Tia Grace nem hesitou.

— Ethan, não pegue chá gelado para ela. Ela vai precisar usar o toalete, se beber mais.

— Ethan, não ouça o que Grace diz. Ela é cruel pra mais de metro.

Olhei para Lena, que estava segurando uma jarra de plástico com chá gelado.

— Isso foi um sim ou um não?

Amma bateu a porta com força e esticou a mão para pegar a jarra.

— Vocês dois não têm dever de casa pra fazer?

Lena arqueou uma sobrancelha e deu um sorriso, aliviada. Desde que tia Prue foi para o County Care e as Irmãs foram morar conosco, parecia que não ficava sozinho com Lena havia semanas.

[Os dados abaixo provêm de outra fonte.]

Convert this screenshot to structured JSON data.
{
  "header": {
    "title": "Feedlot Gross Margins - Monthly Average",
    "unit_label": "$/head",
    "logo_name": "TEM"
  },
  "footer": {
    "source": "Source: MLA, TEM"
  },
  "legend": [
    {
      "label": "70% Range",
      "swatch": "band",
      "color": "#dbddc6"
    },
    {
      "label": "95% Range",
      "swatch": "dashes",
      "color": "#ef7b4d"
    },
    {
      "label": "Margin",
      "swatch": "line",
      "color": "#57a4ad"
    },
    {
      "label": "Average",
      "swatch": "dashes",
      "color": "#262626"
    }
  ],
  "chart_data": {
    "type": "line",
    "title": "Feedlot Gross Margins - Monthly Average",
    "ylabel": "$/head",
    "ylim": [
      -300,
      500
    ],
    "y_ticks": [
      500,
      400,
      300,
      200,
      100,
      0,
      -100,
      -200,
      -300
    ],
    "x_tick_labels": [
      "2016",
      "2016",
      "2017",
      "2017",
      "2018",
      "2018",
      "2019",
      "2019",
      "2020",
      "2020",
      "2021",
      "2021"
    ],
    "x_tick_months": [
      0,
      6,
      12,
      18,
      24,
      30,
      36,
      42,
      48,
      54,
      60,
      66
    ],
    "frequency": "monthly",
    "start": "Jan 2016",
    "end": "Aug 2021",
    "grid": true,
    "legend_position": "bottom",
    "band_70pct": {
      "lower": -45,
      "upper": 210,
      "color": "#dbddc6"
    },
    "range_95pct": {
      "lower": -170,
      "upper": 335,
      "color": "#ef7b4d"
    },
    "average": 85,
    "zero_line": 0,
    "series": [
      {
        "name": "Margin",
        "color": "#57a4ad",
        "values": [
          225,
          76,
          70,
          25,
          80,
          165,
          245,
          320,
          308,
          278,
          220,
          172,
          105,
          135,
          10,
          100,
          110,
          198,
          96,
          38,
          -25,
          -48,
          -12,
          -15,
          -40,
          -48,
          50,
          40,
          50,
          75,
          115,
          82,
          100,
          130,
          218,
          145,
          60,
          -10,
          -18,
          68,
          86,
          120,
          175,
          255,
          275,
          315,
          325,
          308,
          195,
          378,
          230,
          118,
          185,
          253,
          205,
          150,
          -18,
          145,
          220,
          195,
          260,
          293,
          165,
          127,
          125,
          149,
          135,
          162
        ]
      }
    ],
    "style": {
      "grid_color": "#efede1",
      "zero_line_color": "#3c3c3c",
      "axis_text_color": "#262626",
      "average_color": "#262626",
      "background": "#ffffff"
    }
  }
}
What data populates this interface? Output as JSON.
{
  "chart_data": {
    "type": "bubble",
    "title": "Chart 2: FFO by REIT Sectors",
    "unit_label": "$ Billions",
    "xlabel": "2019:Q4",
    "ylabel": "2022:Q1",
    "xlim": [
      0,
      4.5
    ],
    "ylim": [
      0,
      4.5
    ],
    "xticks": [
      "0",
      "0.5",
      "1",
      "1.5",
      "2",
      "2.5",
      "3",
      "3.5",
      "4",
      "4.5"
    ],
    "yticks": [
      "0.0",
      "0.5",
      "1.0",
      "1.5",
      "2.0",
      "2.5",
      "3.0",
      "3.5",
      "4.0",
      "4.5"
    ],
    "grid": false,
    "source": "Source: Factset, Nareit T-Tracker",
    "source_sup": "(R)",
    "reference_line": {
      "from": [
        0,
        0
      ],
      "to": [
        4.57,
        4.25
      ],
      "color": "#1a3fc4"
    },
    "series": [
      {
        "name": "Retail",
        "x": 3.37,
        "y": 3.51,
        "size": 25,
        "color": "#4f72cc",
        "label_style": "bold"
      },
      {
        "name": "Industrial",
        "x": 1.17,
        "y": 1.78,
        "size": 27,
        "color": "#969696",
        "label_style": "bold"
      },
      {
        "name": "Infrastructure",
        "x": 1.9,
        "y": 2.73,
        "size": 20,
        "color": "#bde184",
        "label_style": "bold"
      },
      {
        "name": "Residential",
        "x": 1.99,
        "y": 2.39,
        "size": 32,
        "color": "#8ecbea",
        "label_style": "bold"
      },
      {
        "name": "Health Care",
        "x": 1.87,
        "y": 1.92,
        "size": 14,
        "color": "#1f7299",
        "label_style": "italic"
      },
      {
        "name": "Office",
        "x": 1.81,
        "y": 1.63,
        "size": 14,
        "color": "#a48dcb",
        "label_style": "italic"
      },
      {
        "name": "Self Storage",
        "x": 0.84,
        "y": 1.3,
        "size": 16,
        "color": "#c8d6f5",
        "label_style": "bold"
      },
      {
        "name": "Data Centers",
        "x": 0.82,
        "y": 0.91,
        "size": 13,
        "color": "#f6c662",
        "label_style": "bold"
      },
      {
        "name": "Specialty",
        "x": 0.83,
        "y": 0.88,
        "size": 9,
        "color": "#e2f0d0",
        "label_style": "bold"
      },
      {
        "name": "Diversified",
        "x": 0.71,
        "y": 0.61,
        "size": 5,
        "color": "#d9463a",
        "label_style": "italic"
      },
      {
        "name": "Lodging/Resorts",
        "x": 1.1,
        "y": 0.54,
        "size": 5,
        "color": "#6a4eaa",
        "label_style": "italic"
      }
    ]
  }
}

Peguei a mão dela e a puxei em direção à porta da cozinha.

Pronta pra sair correndo?

Pronta.

Corremos pelo corredor o mais rápido que conseguimos, tentando chegar à escada. Tia Grace estava encolhida no sofá, com os dedos enfiados nos buracos da colcha de crochê favorita, que era de dez tons diferentes de marrom. Combinava perfeitamente com nossa sala, agora com pilhas até o teto de caixas de papelão marrons cheias de tudo que as Irmãs tinham feito meu pai e eu tirarmos da casa delas na semana passada.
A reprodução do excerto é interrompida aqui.